I have attached the question above in picture. It says the answer is $D$.
Now, I do know that Rank-Nullity theorem is being applied here. Let me explain how I have worked it out and finally leading to my doubt, so please bear with me..(sorry for my poor English)
So, the first thing they said that there is a matrix $T$ which is of order $m\times n$, Now they have already defined the set $V$ in this. Let us suppose there exists a linear transformation such that
$\{S: M_{n\times p}\to M_{m\times p}; S(x) = TX\}$
Now, in the question, they said $V$ is a set such that $TX= O$ so, meaning The set $V=\ker(S)$
so therefore $\dim V = N(S)$ (where $N$ is nullity of set $S$)
NOW, this is where I am stuck. Where on Earth are they getting $P$ multiplied?
Yes! I can see the $P$, column, but I have referred 2-3 reference books in linear Algebra, particularly the one by Kenneth Hoffman & Ray Kunze. Aside from this, I also referred to Introduction to Algebra by Serge Lang and I scan through the Rank Nullity theorem and every time they talk about Rank Nullity theorem they always refer to Linear Transformation such as $T: \Bbb R^n\to\Bbb R^m$ where the formula is $\operatorname{Rank}(T) + \operatorname{Nullity}(T) = n$, where on earth is another number being Multiplied to this whole thing?
Best Answer
Here is a start: think of $T \in M_{m,n}(\mathbb R)$ as a linear transformation $T: \mathbb R^n \rightarrow \mathbb R^m$. By the rank-nullity theorem, you know the nullity of $T$ is $n - \text{rank}(T) = d$. This means that the nullspace of $T$, which is the subspace of vectors $Y \in \mathbb R^n$ such that $TY = 0$, is spanned by $d$ linearly independent vectors $Y_1, \cdots, Y_d$.

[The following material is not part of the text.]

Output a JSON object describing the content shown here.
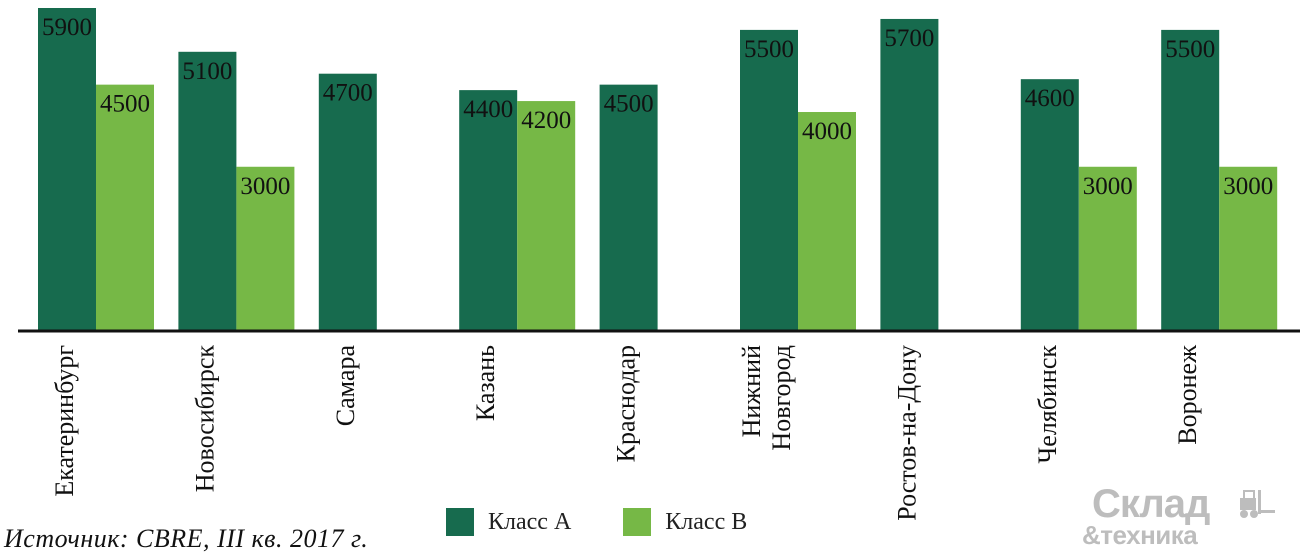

Coming back to your problem: what type of matrices $X \in M_{n,p}(\mathbb R)$ satisfy $TX = 0$? You can show $X = [C_1 | \cdots | C_p]$ is a matrix whose columns $C_i$ are elements of the nullspace of $T$. You might want to exhibit an explicit basis for $V$ in terms of the basis $\{Y_1, \cdots, Y_d\}$ of $T$, but the idea is that each column "is" $d$-dimensional and there are $p$ columns, hence the dimension of $V$ is $pd = p(n - \text{rank}(T))$.